The girls screamed and writhed through the rest of the reading and acting exercises. Witnessing the young actors dying to join the dead bodies strewn on the makeshift stage is a chilling experience. The believability of their performance doesn't reveal their inexperience. Although many of the older girls have been with the Youth Ensemble for three years since its inception, this is their first drama, and the girls are anything but intimidated.
"It's teaching me to be more of a serious actress," says Kara Ryan, 13.
In the world of acting, kids are usually confined to lighthearted scripts and productions, but Wilson says he believes in the emotional capacity and capabilities of children. His goal is to provide them with an opportunity to have a voice not only as females, but also as children and as young actors.
"They want it," Wilson says. "I've posed the challenge and they want to see it through. They want to prove to the world that they can do this."
Wilson sees every difficulty as a teaching opportunity, and the lessons the kids receive expand beyond the realm of theater. Whether it be learning to focus within their craft or understanding themselves and their reactions, such as anger or grief, these are lessons only provided by an emotionally charged drama like "The Iliad."

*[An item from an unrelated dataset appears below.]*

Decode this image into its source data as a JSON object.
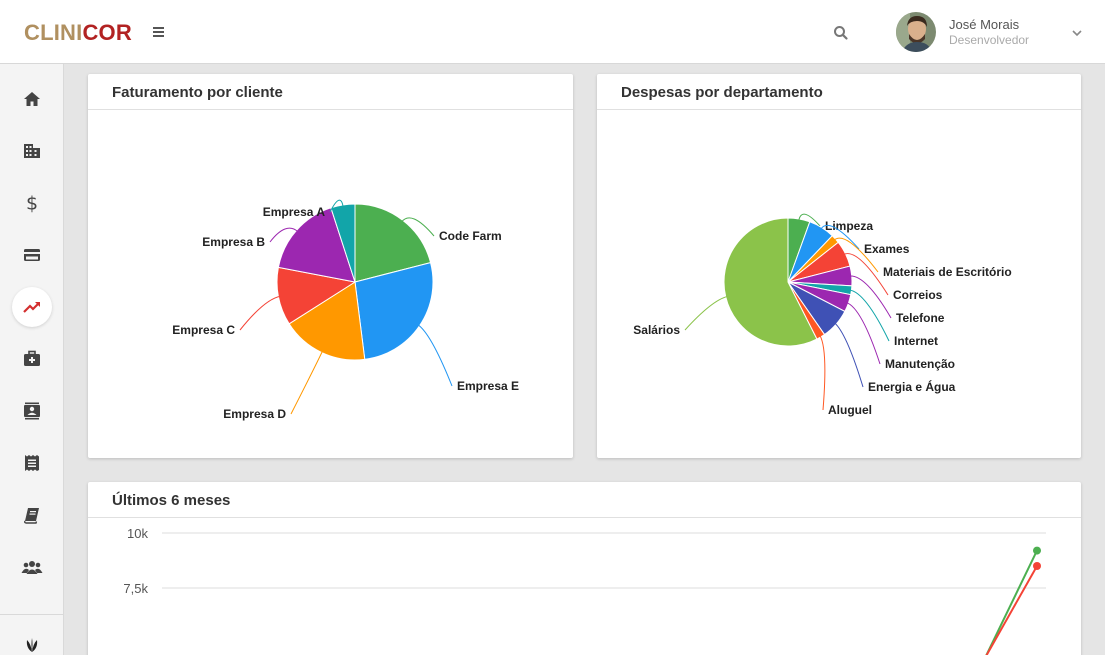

A question-and-answer session after the play ensures the audience experiences some educational benefits, too. And the experts who will be answering the questions? The kids, of course.
"What better than kids teaching these other kids?" Wilson says. "That's exciting to me."
The script reading comes to an end, and Wilson announces they'll spend the last hour doing acting exercises.
All of the girls scream in delight before launching into a dagger-throwing exercise. Daggers, giggles and all, the show must, and will, go on.